Esercizio e prestazioni sportive
Uno studio sugli effetti di un intervento di 12 settimane di sonno basso e allenamento basso sull'ossidazione dei grassi e sulle prestazioni fisiche in donne allenate per la resistenza a scopo ricreativo

Sleep Low Train Low (SLTL) è una strategia nutrizionale e di allenamento progettata per migliorare il metabolismo dei grassi allenandosi con una ridotta disponibilità di carboidrati. Consiste nell'eseguire esercizi ad alta intensità e deplezione di glicogeno la sera, seguiti da un pasto a basso contenuto di carboidrati ("sleeping low") e da un allenamento a digiuno la mattina successiva. Si ritiene che questo approccio preservi le riserve di glicogeno e aumenti l'ossidazione dei grassi durante l'esercizio prolungato.
Disegno dello studio:
Questo studio di 12 settimane ha indagato gli effetti dell'SLTL sull'ossidazione dei grassi, sulla produzione di β-idrossibutirrato (BHB) e sulla prestazione fisica in 21 donne allenate per esercizi di resistenza. La fase del ciclo mestruale è stata monitorata e contabilizzata. Le partecipanti sono state divise in due gruppi: uno che seguiva un protocollo SLTL (gruppo FAST, n=12) e uno che consumava carboidrati prima di tutte le sessioni di allenamento (gruppo FED, n=9). I test di prestazione includevano il VO₂ max, un test di potenza funzionale di soglia di 20 minuti e un test di resistenza ciclistica di 90 minuti.
Principali risultati:
- Aumento dell'ossidazione dei grassi: il gruppo FAST ha mostrato un aumento significativo del picco di ossidazione dei grassi (PFO) (p < 0.05), mentre il gruppo FED ha visto un calo non significativo.
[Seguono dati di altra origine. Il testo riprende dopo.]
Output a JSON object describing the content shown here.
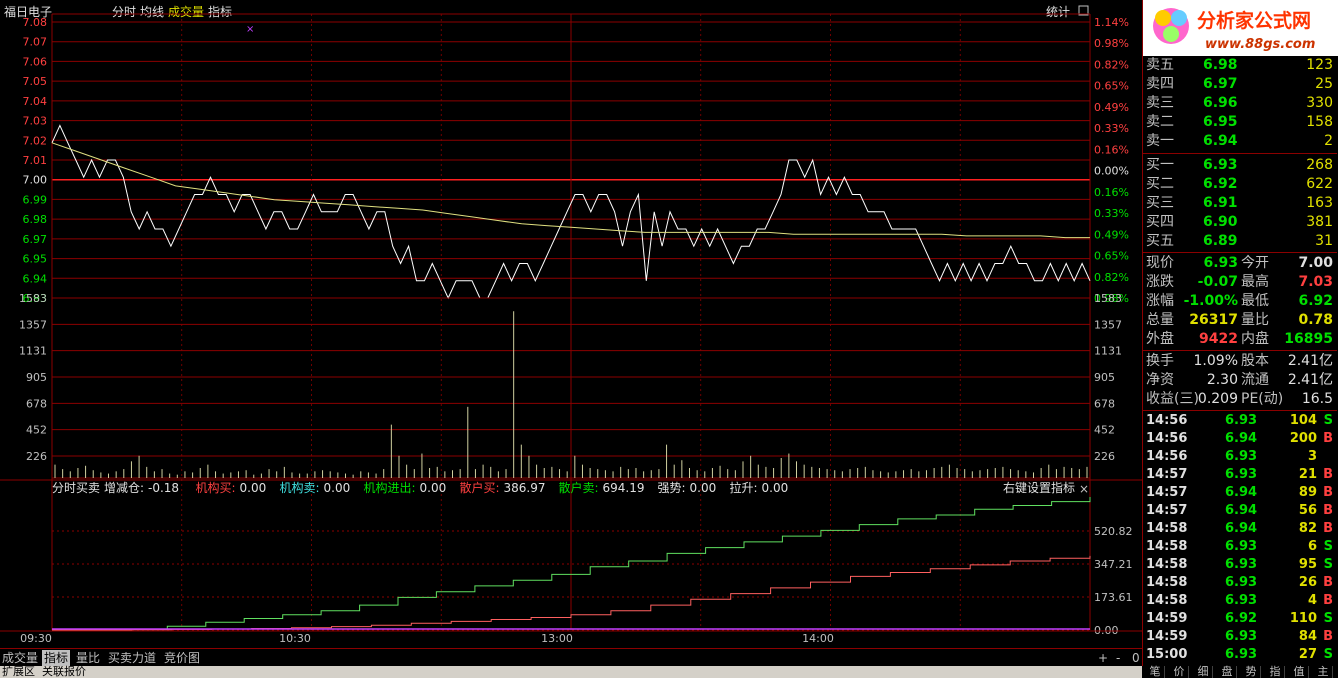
{
  "header": {
    "stock_name": "福日电子",
    "menu": [
      "分时",
      "均线",
      "成交量",
      "指标"
    ],
    "stats_label": "统计"
  },
  "price_axis": {
    "left": [
      "7.08",
      "7.07",
      "7.06",
      "7.05",
      "7.04",
      "7.03",
      "7.02",
      "7.01",
      "7.00",
      "6.99",
      "6.98",
      "6.97",
      "6.95",
      "6.94",
      "6.93"
    ],
    "right": [
      "1.14%",
      "0.98%",
      "0.82%",
      "0.65%",
      "0.49%",
      "0.33%",
      "0.16%",
      "0.00%",
      "0.16%",
      "0.33%",
      "0.49%",
      "0.65%",
      "0.82%",
      "0.98%"
    ]
  },
  "volume_axis": [
    "1583",
    "1357",
    "1131",
    "905",
    "678",
    "452",
    "226"
  ],
  "indicator_bar": {
    "name": "分时买卖",
    "items": [
      {
        "label": "增减仓:",
        "value": "-0.18",
        "color": "#e0e0e0"
      },
      {
        "label": "机构买:",
        "value": "0.00",
        "color": "#ff4040"
      },
      {
        "label": "机构卖:",
        "value": "0.00",
        "color": "#40e0e0"
      },
      {
        "label": "机构进出:",
        "value": "0.00",
        "color": "#00e000"
      },
      {
        "label": "散户买:",
        "value": "386.97",
        "color": "#ff4040"
      },
      {
        "label": "散户卖:",
        "value": "694.19",
        "color": "#00e000"
      },
      {
        "label": "强势:",
        "value": "0.00",
        "color": "#e0e0e0"
      },
      {
        "label": "拉升:",
        "value": "0.00",
        "color": "#e0e0e0"
      }
    ],
    "right_hint": "右键设置指标"
  },
  "indicator_axis": [
    "520.82",
    "347.21",
    "173.61",
    "0.00"
  ],
  "time_axis": [
    "09:30",
    "10:30",
    "13:00",
    "14:00"
  ],
  "bottom_tabs": [
    "成交量",
    "指标",
    "量比",
    "买卖力道",
    "竞价图"
  ],
  "bottom_controls": [
    "+",
    "-",
    "0"
  ],
  "status_bar": [
    "扩展区",
    "关联报价"
  ],
  "right_tabs": [
    "笔",
    "价",
    "细",
    "盘",
    "势",
    "指",
    "值",
    "主"
  ],
  "logo": {
    "title": "分析家公式网",
    "url": "www.88gs.com"
  },
  "orderbook": {
    "sell": [
      {
        "label": "卖五",
        "price": "6.98",
        "vol": "123"
      },
      {
        "label": "卖四",
        "price": "6.97",
        "vol": "25"
      },
      {
        "label": "卖三",
        "price": "6.96",
        "vol": "330"
      },
      {
        "label": "卖二",
        "price": "6.95",
        "vol": "158"
      },
      {
        "label": "卖一",
        "price": "6.94",
        "vol": "2"
      }
    ],
    "buy": [
      {
        "label": "买一",
        "price": "6.93",
        "vol": "268"
      },
      {
        "label": "买二",
        "price": "6.92",
        "vol": "622"
      },
      {
        "label": "买三",
        "price": "6.91",
        "vol": "163"
      },
      {
        "label": "买四",
        "price": "6.90",
        "vol": "381"
      },
      {
        "label": "买五",
        "price": "6.89",
        "vol": "31"
      }
    ]
  },
  "quote": [
    {
      "l1": "现价",
      "v1": "6.93",
      "c1": "#00e000",
      "l2": "今开",
      "v2": "7.00",
      "c2": "#e0e0e0"
    },
    {
      "l1": "涨跌",
      "v1": "-0.07",
      "c1": "#00e000",
      "l2": "最高",
      "v2": "7.03",
      "c2": "#ff4040"
    },
    {
      "l1": "涨幅",
      "v1": "-1.00%",
      "c1": "#00e000",
      "l2": "最低",
      "v2": "6.92",
      "c2": "#00e000"
    },
    {
      "l1": "总量",
      "v1": "26317",
      "c1": "#e0e000",
      "l2": "量比",
      "v2": "0.78",
      "c2": "#e0e000"
    },
    {
      "l1": "外盘",
      "v1": "9422",
      "c1": "#ff4040",
      "l2": "内盘",
      "v2": "16895",
      "c2": "#00e000"
    }
  ],
  "fundamentals": [
    {
      "l1": "换手",
      "v1": "1.09%",
      "l2": "股本",
      "v2": "2.41亿"
    },
    {
      "l1": "净资",
      "v1": "2.30",
      "l2": "流通",
      "v2": "2.41亿"
    },
    {
      "l1": "收益(三)",
      "v1": "0.209",
      "l2": "PE(动)",
      "v2": "16.5"
    }
  ],
  "ticks": [
    {
      "time": "14:56",
      "price": "6.93",
      "vol": "104",
      "bs": "S"
    },
    {
      "time": "14:56",
      "price": "6.94",
      "vol": "200",
      "bs": "B"
    },
    {
      "time": "14:56",
      "price": "6.93",
      "vol": "3",
      "bs": ""
    },
    {
      "time": "14:57",
      "price": "6.93",
      "vol": "21",
      "bs": "B"
    },
    {
      "time": "14:57",
      "price": "6.94",
      "vol": "89",
      "bs": "B"
    },
    {
      "time": "14:57",
      "price": "6.94",
      "vol": "56",
      "bs": "B"
    },
    {
      "time": "14:58",
      "price": "6.94",
      "vol": "82",
      "bs": "B"
    },
    {
      "time": "14:58",
      "price": "6.93",
      "vol": "6",
      "bs": "S"
    },
    {
      "time": "14:58",
      "price": "6.93",
      "vol": "95",
      "bs": "S"
    },
    {
      "time": "14:58",
      "price": "6.93",
      "vol": "26",
      "bs": "B"
    },
    {
      "time": "14:58",
      "price": "6.93",
      "vol": "4",
      "bs": "B"
    },
    {
      "time": "14:59",
      "price": "6.92",
      "vol": "110",
      "bs": "S"
    },
    {
      "time": "14:59",
      "price": "6.93",
      "vol": "84",
      "bs": "B"
    },
    {
      "time": "15:00",
      "price": "6.93",
      "vol": "27",
      "bs": "S"
    }
  ],
  "colors": {
    "grid": "#8b0000",
    "price_line": "#ffffff",
    "avg_line": "#e0e080",
    "up": "#ff4040",
    "down": "#00e000",
    "buy_line": "#ff6060",
    "sell_line": "#60e060"
  },
  "chart_data": {
    "type": "line",
    "price_series": [
      7.01,
      7.02,
      7.01,
      7.0,
      6.99,
      7.0,
      6.99,
      7.0,
      7.0,
      6.99,
      6.97,
      6.96,
      6.97,
      6.96,
      6.96,
      6.95,
      6.96,
      6.97,
      6.98,
      6.98,
      6.99,
      6.98,
      6.98,
      6.97,
      6.98,
      6.98,
      6.97,
      6.96,
      6.97,
      6.97,
      6.96,
      6.96,
      6.97,
      6.98,
      6.97,
      6.97,
      6.97,
      6.98,
      6.98,
      6.97,
      6.96,
      6.97,
      6.97,
      6.95,
      6.94,
      6.95,
      6.93,
      6.93,
      6.94,
      6.93,
      6.92,
      6.93,
      6.93,
      6.93,
      6.92,
      6.92,
      6.93,
      6.94,
      6.93,
      6.94,
      6.94,
      6.93,
      6.94,
      6.95,
      6.96,
      6.97,
      6.98,
      6.98,
      6.97,
      6.98,
      6.98,
      6.97,
      6.95,
      6.97,
      6.98,
      6.93,
      6.97,
      6.95,
      6.97,
      6.96,
      6.96,
      6.95,
      6.96,
      6.95,
      6.96,
      6.95,
      6.94,
      6.95,
      6.95,
      6.96,
      6.96,
      6.97,
      6.98,
      7.0,
      7.0,
      6.99,
      7.0,
      6.98,
      6.99,
      6.98,
      6.99,
      6.98,
      6.98,
      6.97,
      6.97,
      6.97,
      6.96,
      6.96,
      6.96,
      6.96,
      6.95,
      6.94,
      6.93,
      6.94,
      6.93,
      6.94,
      6.93,
      6.94,
      6.93,
      6.94,
      6.94,
      6.95,
      6.94,
      6.94,
      6.93,
      6.93,
      6.94,
      6.93,
      6.94,
      6.93,
      6.94,
      6.93
    ],
    "avg_series": [
      7.01,
      7.005,
      7.0,
      6.995,
      6.99,
      6.985,
      6.983,
      6.981,
      6.979,
      6.977,
      6.976,
      6.975,
      6.974,
      6.973,
      6.972,
      6.971,
      6.969,
      6.967,
      6.965,
      6.963,
      6.962,
      6.961,
      6.96,
      6.959,
      6.958,
      6.958,
      6.958,
      6.958,
      6.958,
      6.958,
      6.957,
      6.957,
      6.957,
      6.957,
      6.957,
      6.957,
      6.957,
      6.956,
      6.956,
      6.956,
      6.956,
      6.955,
      6.955
    ],
    "volume_series": [
      120,
      80,
      60,
      90,
      110,
      70,
      50,
      40,
      60,
      80,
      150,
      200,
      100,
      60,
      80,
      40,
      30,
      60,
      50,
      90,
      120,
      60,
      40,
      50,
      60,
      70,
      30,
      40,
      80,
      60,
      100,
      50,
      40,
      40,
      60,
      70,
      60,
      50,
      40,
      30,
      60,
      50,
      40,
      80,
      480,
      200,
      120,
      80,
      220,
      90,
      100,
      60,
      70,
      80,
      640,
      80,
      120,
      100,
      60,
      80,
      1500,
      300,
      200,
      120,
      90,
      100,
      80,
      60,
      200,
      120,
      90,
      80,
      70,
      60,
      100,
      80,
      90,
      60,
      70,
      80,
      300,
      120,
      160,
      90,
      70,
      60,
      90,
      110,
      80,
      70,
      150,
      200,
      120,
      100,
      90,
      180,
      220,
      150,
      120,
      100,
      90,
      80,
      70,
      60,
      80,
      90,
      100,
      70,
      60,
      50,
      60,
      70,
      80,
      60,
      70,
      90,
      100,
      120,
      90,
      80,
      60,
      70,
      80,
      90,
      100,
      80,
      70,
      60,
      50,
      90,
      120,
      80,
      100,
      90,
      80,
      100
    ],
    "sell_line": [
      0,
      0,
      5,
      20,
      40,
      60,
      80,
      100,
      130,
      170,
      200,
      230,
      260,
      290,
      330,
      360,
      400,
      430,
      460,
      490,
      520,
      550,
      580,
      600,
      630,
      650,
      670,
      694.19
    ],
    "buy_line": [
      0,
      0,
      1,
      3,
      5,
      8,
      12,
      18,
      25,
      35,
      45,
      55,
      65,
      80,
      100,
      130,
      160,
      190,
      220,
      250,
      280,
      300,
      320,
      340,
      360,
      375,
      386.97
    ],
    "ylim_price": [
      6.92,
      7.08
    ],
    "ylim_volume": [
      0,
      1583
    ],
    "ylim_indicator": [
      0,
      694.19
    ]
  }
}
- Maggiore produzione di chetoni: la produzione di BHB è aumentata significativamente a 90 watt nel gruppo FAST (p < 0.05) ma è diminuita nel gruppo FED.
- Miglioramento delle prestazioni di resistenza: entrambi i gruppi hanno registrato significativi miglioramenti nel VO₂ max e nella potenza di resistenza su 90 minuti (p < 0.05), mentre il gruppo FAST ha mostrato anche un aumento significativo nella potenza di soglia funzionale (p < 0.05).
- Variazioni del lattato nel sangue: entrambi i gruppi hanno mostrato adattamenti del lattato, con riduzioni significative a diverse intensità.
Conclusione:
Un protocollo SLTL di 12 settimane ha migliorato significativamente l'ossidazione dei grassi e la produzione di chetoni nelle donne allenate per la resistenza, senza compromettere le prestazioni fisiche. Questi risultati supportano l'SLTL come strategia valida per gli atleti di resistenza che mirano a migliorare la flessibilità metabolica e l'efficienza energetica. Sono necessarie ulteriori ricerche per esplorare gli adattamenti a lungo termine e la variabilità individuale in risposta all'allenamento SLTL.